LLM Inference Optimization with Hardware-Aware Packing

What Padding Overhead Is And Why It Quietly Kills Throughput

Hardware-aware sequence packing for LLM inference is the practice of rearranging variable-length token sequences so they align with GPU-friendly shapes and memory limits, minimizing padding tokens and wasted computation while sustaining high throughput on standard GPUs during both prefill and decode. In most stacks, LLM inference optimization starts with batching, but standard batching hides a problem: padding overhead. Frameworks turn ragged text into neat rectangles by padding every sequence in a batch to the maximum length, then run attention and matrix multiplies over those zeros. As one C++ backend author puts it, this means your GPU is “getting paid by the hour to do pretend work” on padded tokens, inflating latency and memory use without improving model quality. When one request is 2,000 tokens and the rest are under 200, the majority of FLOPs and memory bandwidth feed padding, not useful tokens.

From Rectangles To Ribbons: Sequence Packing On The GPU

To cut padding overhead reduction to near zero, you stop treating each prompt as a separate row and turn many sequences into a single long ribbon. Variable-length attention kernels, such as FlashAttention-2’s varlen functions, operate on this ribbon while respecting per-sequence boundaries. The hard part is sequence packing GPU logic: deciding which sequences share a ribbon, in what order, and up to what total token budget, so the GPU stays busy without out-of-memory errors. A practical strategy is bin packing, where each “bin” is a maximum ribbon length measured in tokens. You sort sequences by length, drop long ones into bins first, and fill gaps with shorter ones. This replaces huge padded rectangles with tightly packed ribbons, so nearly every multiply-accumulate touches real tokens instead of padding.

Making Packing Hardware-Aware: Tiles, VRAM And C++ Pipelines

Hardware-aware inference means aligning packing decisions with the GPU’s true capabilities instead of abstract tensor shapes. Modern NVIDIA Tensor Cores favor sequence dimensions that are multiples of 16 for many dtypes and architectures. A hardware-aware packer rounds sequence lengths up to these tile-friendly sizes, for example mapping 137 tokens to 144, so downstream GEMMs and attention kernels achieve better occupancy and memory coalescing. VRAM-aware bin sizing is equally important: usable capacity depends on model parameters, KV cache growth, allocator fragmentation, and runtime quirks, so backends empirically probe sequence limits and back off by a safety margin. To keep this logic from slowing the hot path, the most effective designs move packing into a C++ backend, using background threads, thread-safe queues, and pinned-memory transfers, while Python focuses on tokenization and high-level orchestration.

Why This Matters Most On Standard GPUs Under Throughput Pressure

When GPUs are scarce or modest, hardware-aware sequence packing can be the difference between a sluggish demo and a production-ready service. One C++ WarpGroup backend reported up to 2.08× throughput on an H100 and as much as 5.89× on a GTX 1080 by tightening packing and cutting padding work.
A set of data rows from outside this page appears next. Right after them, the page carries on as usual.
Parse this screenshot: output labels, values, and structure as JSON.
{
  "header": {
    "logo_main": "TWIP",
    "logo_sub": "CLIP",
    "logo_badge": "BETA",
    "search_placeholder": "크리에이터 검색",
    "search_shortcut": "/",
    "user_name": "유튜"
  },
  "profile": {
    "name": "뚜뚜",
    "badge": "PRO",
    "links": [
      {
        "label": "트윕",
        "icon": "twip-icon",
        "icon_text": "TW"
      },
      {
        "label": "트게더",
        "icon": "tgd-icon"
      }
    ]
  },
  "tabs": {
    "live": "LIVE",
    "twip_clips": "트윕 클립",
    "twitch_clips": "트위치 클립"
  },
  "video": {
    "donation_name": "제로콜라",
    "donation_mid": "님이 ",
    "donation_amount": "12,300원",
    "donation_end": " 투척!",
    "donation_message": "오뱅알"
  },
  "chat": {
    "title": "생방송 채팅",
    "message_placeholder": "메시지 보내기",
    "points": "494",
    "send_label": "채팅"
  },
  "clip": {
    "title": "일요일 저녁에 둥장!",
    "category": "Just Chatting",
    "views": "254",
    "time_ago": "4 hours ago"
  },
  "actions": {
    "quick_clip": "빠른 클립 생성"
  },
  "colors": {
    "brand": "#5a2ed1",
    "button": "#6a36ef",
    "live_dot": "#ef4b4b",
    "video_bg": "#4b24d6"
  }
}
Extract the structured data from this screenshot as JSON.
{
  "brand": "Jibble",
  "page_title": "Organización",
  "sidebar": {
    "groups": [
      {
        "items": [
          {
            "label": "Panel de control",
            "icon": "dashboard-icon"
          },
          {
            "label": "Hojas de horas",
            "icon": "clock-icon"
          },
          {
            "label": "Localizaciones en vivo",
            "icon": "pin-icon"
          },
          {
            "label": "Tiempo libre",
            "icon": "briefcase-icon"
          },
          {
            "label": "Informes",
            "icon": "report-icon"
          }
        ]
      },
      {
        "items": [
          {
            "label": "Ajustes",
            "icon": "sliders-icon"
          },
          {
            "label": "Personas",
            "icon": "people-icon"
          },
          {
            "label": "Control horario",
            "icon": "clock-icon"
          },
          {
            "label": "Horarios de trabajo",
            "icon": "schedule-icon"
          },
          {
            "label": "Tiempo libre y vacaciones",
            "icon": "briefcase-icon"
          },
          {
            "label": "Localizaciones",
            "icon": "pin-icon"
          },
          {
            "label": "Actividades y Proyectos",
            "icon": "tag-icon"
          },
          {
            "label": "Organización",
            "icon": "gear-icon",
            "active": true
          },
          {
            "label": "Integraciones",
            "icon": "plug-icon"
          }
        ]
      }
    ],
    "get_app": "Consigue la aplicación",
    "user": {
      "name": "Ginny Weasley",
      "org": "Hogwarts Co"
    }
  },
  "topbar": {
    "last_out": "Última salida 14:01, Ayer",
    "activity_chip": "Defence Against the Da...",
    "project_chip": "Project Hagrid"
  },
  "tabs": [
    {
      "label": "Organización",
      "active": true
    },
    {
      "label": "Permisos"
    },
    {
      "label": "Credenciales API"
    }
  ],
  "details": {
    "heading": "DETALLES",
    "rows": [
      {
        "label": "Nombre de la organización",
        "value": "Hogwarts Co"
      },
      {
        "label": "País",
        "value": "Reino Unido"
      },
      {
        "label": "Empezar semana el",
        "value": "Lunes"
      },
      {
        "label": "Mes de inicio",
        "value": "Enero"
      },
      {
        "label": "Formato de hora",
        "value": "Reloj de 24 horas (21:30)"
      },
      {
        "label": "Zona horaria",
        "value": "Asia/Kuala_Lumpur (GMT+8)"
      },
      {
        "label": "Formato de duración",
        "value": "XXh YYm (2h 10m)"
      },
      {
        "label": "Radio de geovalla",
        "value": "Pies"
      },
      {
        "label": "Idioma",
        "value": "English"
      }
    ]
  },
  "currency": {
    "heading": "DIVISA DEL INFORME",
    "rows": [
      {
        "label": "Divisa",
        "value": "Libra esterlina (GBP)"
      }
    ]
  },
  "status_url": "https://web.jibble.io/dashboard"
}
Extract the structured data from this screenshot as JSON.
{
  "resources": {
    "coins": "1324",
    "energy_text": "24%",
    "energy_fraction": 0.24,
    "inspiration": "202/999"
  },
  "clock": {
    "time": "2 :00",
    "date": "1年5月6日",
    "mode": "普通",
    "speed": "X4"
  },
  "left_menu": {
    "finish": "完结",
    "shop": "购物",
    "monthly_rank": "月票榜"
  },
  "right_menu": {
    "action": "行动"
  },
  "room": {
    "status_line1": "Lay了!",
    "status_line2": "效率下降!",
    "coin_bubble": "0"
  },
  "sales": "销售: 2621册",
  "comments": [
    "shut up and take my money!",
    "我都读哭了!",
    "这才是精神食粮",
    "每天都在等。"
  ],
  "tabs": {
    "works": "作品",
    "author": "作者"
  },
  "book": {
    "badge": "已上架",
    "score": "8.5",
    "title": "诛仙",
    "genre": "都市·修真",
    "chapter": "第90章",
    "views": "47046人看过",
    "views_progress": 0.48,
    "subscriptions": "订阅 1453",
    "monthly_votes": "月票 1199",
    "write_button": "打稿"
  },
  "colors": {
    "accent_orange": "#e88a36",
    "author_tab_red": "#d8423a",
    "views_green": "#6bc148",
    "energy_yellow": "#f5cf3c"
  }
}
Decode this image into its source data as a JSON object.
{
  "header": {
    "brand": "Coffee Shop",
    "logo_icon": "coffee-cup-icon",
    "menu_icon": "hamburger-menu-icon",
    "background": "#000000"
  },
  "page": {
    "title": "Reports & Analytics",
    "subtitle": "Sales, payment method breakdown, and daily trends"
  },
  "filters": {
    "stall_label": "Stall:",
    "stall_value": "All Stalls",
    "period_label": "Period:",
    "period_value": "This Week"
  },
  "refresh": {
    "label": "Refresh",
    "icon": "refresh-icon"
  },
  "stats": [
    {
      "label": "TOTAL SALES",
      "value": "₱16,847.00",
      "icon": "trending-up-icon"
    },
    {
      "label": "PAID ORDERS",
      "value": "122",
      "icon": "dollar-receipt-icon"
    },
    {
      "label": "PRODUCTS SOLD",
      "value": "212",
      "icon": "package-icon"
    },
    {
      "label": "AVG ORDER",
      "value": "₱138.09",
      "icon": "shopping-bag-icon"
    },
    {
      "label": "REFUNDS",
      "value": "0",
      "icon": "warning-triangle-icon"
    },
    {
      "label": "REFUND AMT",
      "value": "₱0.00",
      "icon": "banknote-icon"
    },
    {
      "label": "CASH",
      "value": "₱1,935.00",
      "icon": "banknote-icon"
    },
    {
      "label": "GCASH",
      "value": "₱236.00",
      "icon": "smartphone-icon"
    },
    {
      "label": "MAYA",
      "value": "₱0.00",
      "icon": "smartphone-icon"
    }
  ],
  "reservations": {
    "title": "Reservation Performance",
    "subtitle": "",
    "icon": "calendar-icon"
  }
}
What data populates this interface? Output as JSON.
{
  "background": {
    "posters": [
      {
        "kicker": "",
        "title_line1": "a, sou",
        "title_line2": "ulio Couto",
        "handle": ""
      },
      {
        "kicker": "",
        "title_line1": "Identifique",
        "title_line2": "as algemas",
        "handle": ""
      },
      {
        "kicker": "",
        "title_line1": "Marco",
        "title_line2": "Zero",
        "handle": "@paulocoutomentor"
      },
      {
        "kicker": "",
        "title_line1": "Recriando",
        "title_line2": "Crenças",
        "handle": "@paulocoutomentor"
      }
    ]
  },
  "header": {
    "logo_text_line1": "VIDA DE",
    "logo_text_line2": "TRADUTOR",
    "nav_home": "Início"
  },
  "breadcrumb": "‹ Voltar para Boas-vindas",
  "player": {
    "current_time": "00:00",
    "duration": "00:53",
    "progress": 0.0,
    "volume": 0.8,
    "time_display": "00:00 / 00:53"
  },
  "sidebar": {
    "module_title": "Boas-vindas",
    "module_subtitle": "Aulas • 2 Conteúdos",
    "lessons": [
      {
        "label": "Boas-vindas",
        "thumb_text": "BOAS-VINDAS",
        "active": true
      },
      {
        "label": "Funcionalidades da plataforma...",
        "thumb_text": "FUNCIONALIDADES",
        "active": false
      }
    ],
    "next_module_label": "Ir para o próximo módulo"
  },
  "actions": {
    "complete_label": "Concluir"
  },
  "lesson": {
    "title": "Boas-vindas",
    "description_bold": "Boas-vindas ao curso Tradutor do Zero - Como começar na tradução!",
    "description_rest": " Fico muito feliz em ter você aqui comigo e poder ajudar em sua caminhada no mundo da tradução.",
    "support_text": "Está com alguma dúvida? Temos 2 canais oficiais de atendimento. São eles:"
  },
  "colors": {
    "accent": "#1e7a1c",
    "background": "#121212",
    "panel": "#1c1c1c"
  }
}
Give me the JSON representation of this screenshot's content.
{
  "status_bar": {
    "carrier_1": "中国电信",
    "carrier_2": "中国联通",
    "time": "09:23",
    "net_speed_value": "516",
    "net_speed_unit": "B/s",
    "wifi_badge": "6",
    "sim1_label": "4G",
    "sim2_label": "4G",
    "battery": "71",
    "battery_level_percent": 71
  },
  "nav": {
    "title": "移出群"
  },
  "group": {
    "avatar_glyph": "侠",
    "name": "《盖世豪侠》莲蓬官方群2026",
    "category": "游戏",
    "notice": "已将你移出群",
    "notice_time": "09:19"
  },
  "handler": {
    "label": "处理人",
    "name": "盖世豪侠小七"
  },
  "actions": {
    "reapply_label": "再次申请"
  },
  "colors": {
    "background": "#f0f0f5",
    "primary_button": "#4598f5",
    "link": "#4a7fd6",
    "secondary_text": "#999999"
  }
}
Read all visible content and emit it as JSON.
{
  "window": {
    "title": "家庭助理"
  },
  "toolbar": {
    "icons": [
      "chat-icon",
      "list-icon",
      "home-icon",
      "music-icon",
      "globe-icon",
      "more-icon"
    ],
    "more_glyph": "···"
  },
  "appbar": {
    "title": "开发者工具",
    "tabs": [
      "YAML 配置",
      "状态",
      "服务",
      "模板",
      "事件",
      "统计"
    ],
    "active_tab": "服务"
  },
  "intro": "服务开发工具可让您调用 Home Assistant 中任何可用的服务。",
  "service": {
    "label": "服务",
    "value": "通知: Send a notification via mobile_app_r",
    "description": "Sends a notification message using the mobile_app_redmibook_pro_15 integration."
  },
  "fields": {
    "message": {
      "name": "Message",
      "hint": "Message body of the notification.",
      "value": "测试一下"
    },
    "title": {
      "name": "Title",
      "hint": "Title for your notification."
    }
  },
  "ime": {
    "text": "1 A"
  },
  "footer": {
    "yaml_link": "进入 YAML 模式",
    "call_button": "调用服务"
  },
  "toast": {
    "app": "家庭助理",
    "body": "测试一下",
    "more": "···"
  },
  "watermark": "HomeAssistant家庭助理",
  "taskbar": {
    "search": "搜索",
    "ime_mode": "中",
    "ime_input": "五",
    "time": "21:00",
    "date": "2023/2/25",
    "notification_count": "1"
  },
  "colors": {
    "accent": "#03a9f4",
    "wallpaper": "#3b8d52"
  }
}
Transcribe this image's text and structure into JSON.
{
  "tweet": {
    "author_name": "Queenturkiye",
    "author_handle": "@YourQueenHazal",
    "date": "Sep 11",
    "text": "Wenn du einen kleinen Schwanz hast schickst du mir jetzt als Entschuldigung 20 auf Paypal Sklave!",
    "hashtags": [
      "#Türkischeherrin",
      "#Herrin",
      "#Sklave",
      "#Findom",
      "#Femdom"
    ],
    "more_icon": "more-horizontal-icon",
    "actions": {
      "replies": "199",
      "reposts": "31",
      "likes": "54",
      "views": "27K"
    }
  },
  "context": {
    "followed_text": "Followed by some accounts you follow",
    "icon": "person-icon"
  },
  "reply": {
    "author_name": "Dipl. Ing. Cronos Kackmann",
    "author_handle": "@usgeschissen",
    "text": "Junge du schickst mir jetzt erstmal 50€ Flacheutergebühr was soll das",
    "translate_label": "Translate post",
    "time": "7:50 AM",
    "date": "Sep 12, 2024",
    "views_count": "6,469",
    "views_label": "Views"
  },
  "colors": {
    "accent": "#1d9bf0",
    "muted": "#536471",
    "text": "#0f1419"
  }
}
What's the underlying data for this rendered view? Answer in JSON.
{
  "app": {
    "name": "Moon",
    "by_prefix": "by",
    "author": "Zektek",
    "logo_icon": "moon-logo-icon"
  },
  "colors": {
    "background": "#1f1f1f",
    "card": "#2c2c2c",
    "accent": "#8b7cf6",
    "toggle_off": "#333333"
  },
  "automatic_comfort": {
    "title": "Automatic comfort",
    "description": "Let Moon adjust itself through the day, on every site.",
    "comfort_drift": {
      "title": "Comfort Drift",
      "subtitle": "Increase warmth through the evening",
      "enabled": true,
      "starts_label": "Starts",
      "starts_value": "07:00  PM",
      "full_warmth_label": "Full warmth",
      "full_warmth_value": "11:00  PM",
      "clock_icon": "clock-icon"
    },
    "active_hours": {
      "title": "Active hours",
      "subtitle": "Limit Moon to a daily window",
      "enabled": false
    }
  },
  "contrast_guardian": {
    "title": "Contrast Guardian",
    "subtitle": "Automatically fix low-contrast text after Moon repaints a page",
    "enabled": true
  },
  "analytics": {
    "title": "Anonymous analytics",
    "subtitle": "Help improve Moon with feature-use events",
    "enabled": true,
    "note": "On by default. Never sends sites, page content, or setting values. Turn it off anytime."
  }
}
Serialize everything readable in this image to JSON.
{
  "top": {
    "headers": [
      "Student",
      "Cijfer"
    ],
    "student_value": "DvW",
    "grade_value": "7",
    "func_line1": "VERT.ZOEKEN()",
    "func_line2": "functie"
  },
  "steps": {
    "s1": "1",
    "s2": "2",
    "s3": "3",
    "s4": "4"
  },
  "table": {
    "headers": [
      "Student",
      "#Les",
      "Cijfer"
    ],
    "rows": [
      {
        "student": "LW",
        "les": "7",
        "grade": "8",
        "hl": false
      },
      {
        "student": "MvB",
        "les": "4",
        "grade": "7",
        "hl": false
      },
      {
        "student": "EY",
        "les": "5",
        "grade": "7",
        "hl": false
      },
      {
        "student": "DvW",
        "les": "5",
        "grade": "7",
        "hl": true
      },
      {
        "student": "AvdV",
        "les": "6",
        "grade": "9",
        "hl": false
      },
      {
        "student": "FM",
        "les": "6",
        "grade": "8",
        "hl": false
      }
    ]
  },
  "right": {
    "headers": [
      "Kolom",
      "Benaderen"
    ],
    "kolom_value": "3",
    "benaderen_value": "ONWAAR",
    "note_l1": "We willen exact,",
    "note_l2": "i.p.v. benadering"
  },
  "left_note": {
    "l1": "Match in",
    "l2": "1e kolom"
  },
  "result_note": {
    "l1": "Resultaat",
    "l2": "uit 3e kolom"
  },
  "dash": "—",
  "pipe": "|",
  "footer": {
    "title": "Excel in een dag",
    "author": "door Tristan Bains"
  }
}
These gains mirror broader system-wide efforts: Xiaomi’s MiMo-V2.5-Pro UltraSpeed mode, co-designed with TileRT, breaks 1,000 tokens per second on general-purpose GPUs, compared with earlier MiMo models around 150 tokens per second. According to Xiaomi, UltraSpeed offers a “10x output experience” while running on non-specialized hardware. The common lesson is clear for LLM inference optimization: when you stop burning compute on padding and align sequences to what the GPU hardware likes, you free enough capacity to serve more users, reduce queueing, and hit higher token-per-second targets without upgrading every card.